PRINCIPALS OF LENDING
FOR FINANCIAL INSTITUTIONS
The core
function of commercial banks is lending and borrowing. Their deposits comprise
mainly borrowed money from various customers on various accounts. It is the
duty of banks to be careful while lending their depositors money. For this
purpose banks follow certain rules as per detail given below:-
1. SAFETY: Whatever
money the bank hold is that of their customer who have entrusted the banker
with it only because of the confidence they have in the expert handling of
money by bank. The banker must ensure that his depositor’s money is advance to
safe hands and there is no risk of loss.
2. CHARACTER: A borrower’s character is the indicator of his
intention to repay the advance, since his honesty and integrity is the primary
importance. It is obligatory on the banker to ensure that his
borrower is person of character and enough capacity to pay the borrowed money
including interest thereon. This can be judged with the help of his past
record, his experience in that particular line and lastly the amount of capital
he himself has invested in his business. If the limit is commensurate with the
capital invested in the business and with the preview of this framework, a
banker can presume that his money is safe in the hands of such a customer.
3. CAPACITY: This is the ability of the management to access
how successful a business has been in the past and what the future
possibilities are. A businessman may not have vast financial resources but with
sound management abilities including into a specific business he may make his
business very profitable. On the other hand if a person has not insight into
the particular there is more chance of loss to the banker.

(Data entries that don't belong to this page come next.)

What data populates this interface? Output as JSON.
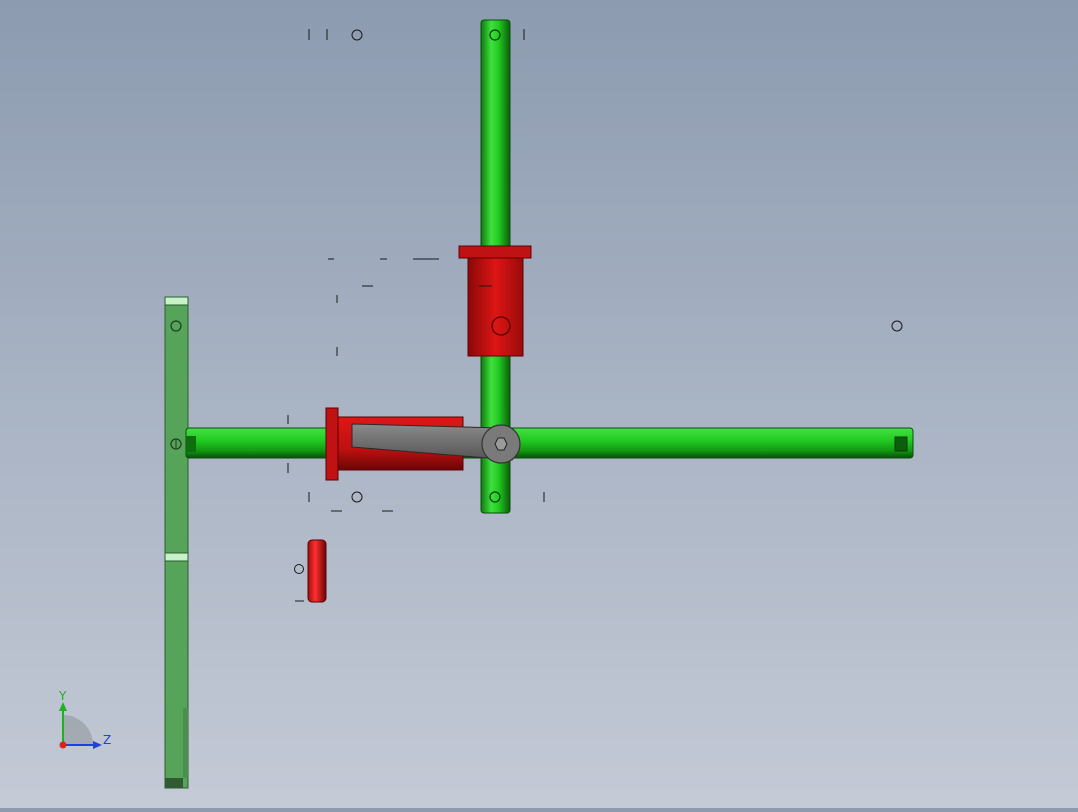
{
  "viewport": {
    "background_top": "#8c9bb0",
    "background_bottom": "#c4cad6"
  },
  "colors": {
    "shaft_green": "#22cc22",
    "shaft_green_dark": "#0b6e0b",
    "plate_green": "#56a35a",
    "block_red": "#d01414",
    "block_red_dark": "#7a0606",
    "arm_gray": "#6e6e6e"
  },
  "triad": {
    "y_label": "Y",
    "z_label": "Z",
    "x_color": "#e02020",
    "y_color": "#20b020",
    "z_color": "#2040e0"
  },
  "parts": {
    "vertical_shaft": "green-shaft",
    "horizontal_shaft": "green-shaft",
    "left_plate": "mounting-plate",
    "upper_block": "red-bearing-block",
    "lower_block": "red-bearing-block",
    "small_disc": "red-disc",
    "arm": "gray-lever-arm",
    "hex_bolt": "hex-socket-bolt"
  }
}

4. CAPITAL: The money invested by the proprietors represents
their faith in the business and its future. The role commercial is to provide
short term capital for consumer and industry. Some time bank becomes partner
with the businessmen.
5. LIQUIDITY: All the money advanced by the banker to customer
is repayable in lump sum on demand. It means that banker can call the money
back at any time. Liquidity means the possibility of recovering the advances in
emergency. Banker must ensure that the money he lending is not blocked for an
undue long time and the borrowers are in such a position as to pay back the
entire amount on short notice. For this purpose it important for the banker to
study his borrower’s assets to liquidity.
6. DISPERSAL: The banker must ensure that his funds are not
invested in specific sectors like textile industry, heavy engineering or
agriculture etc. He must see that from his available funds he advances them to
wide range of sector like commerce, industry, farming, agriculture, small
business, housing projects and various other financial concerns in order of
priorities.
Dispersal of advances is very
necessary from the point of security as well because it reduces the risk of
recovery when something goes wrong in one particular sector or in one field.

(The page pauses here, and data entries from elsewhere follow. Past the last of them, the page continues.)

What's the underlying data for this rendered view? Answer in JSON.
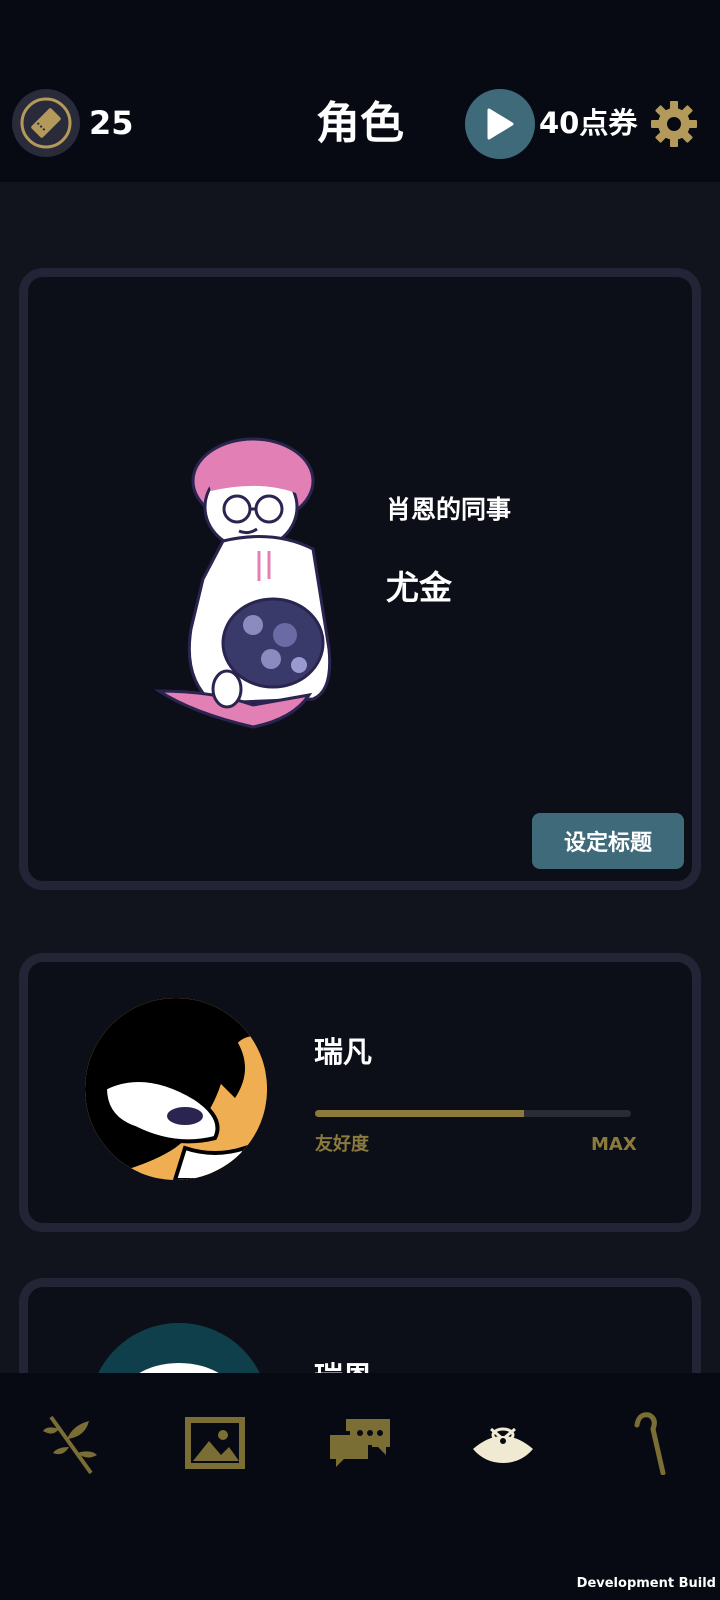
{
  "header": {
    "ticket_icon": "ticket-icon",
    "ticket_count": "25",
    "title": "角色",
    "play_icon": "play-icon",
    "voucher_label": "40点券",
    "settings_icon": "gear-icon"
  },
  "main_card": {
    "subtitle": "肖恩的同事",
    "name": "尤金",
    "set_title_button": "设定标题"
  },
  "characters": [
    {
      "name": "瑞凡",
      "affinity_label": "友好度",
      "affinity_max_label": "MAX",
      "affinity_fraction": 0.66
    },
    {
      "name": "瑞恩"
    }
  ],
  "bottom_nav": {
    "items": [
      {
        "icon": "branch-icon"
      },
      {
        "icon": "gallery-icon"
      },
      {
        "icon": "chat-icon"
      },
      {
        "icon": "character-icon",
        "active": true
      },
      {
        "icon": "cane-icon"
      }
    ]
  },
  "footer": {
    "dev_build": "Development Build"
  },
  "colors": {
    "accent_gold": "#8a7a3c",
    "accent_teal": "#3f6a7a",
    "background": "#12141d"
  }
}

7. REMUNERATION: A main source of banker’s income is the
interest charged on the money borrowed by customer. The rate of interest to be
charged for advances depends on the type of security offered to bank and the
duration for which advance is allowed. When the security offered is sound and
easily cashable, the banker may consider charging lower rate of interest. The
banker should prefer a borrower who is willing to offer a higher rate of
interest on a comparatively lesser risk.
8.
SUITABILITY: Suitability means that advance should be allowed
not only to the carefully selected and suitable borrowers but also in keeping
with the overall national development plans chalked out by the authorities
concerned. Before accommodating a borrower the banker should ensure that the
lending is for a purpose in conformity with the current national credit policy
laid down by the central bank of the county.